Vous percevez que je n’ai quitté ni ma pratique quotidienne, ni mes patients, ni les séances. Ils sont toujours en latence, selon mon souhait de parler de tous mais d’aucun plus particulièrement. Leur « sincérité totale » requise en séance va de pair avec ma « stricte discrétion » selon la règle fondamentale de la cure4.
Le contexte criminel du terme d’acte souligné d’office plus haut, quand il est impliqué dans la mentalisation nous invite à proposer une autre formule plus explicite : « Au commencement de la mentalisation était l’acte du meurtre fondateur ». Cet acte se décompose en fait en deux tendances, l’une en faveur de la mentalisation et l’autre venant à sa place. Celle favorable à la mentalisation s’accomplit en deux temps selon un procès psychique typique dénommé l’après-coup ; la notion de coup, laisse facilement deviner sa nature d’acte.
La tendance dite néfaste à la mentalisation, mais qui en fait se réalise à sa place plutôt que contre, est constituée d’un meurtre destructeur, une élimination des exigences internes à mentaliser, qui elles sont actives dans la demande d’analyse ; même si dans toute demande réside aussi une tendance à se « libérer » de ces contraintes à mentaliser.
Les actes fondateurs, ceux impliquées dans l’accomplissement des deux temps de l’après-coup, peuvent être schématiquement décrits selon deux actes.

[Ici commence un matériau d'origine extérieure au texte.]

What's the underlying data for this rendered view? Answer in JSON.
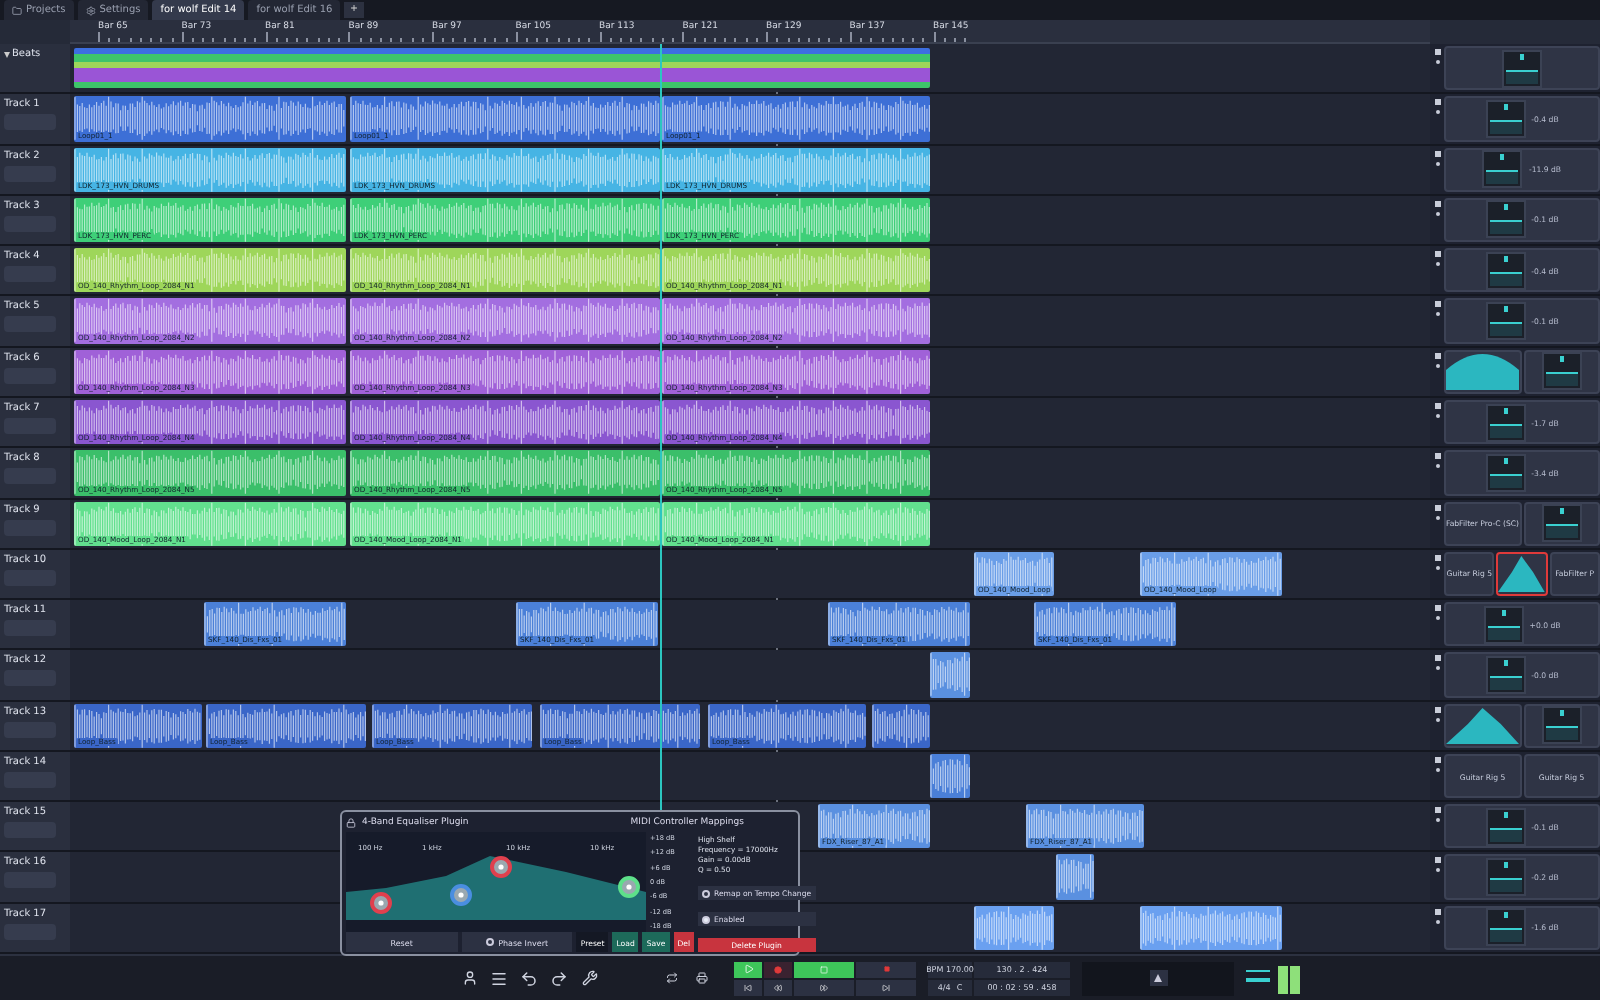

Dans un premier temps, l’acte psychique vise à arrêter ce que l’on nomme généralement du terme de décharge mais qui concerne surtout la tendance extinctive de ce qui pourrait advenir en tant que pulsion psychique et participer à constituer le réservoir libidinal et la vitalité du désir Il s’agit d’empêcher l’extinction à la source de ce qui pourrait devenir une motion pulsionnelle, en installant une retenue première, une première tension psychique qui devra dans un second temps trouver comme issue, un destin psychique. L’acte agie typique qui cherche à supprimer cette tension est l’automutilation, et ses équivalents, les accidents. Cet acte du premier temps répond alors à la tendance traumatique de l’extinction par la réalisation d’actes traumatiques. Par moment, il n’y a pas d’autres solutions que de répéter ces actes traumatiques à fonction anti-traumatique ; nous savons les croche-pieds et les accidents qui malheureusement ne sont pas que de parole.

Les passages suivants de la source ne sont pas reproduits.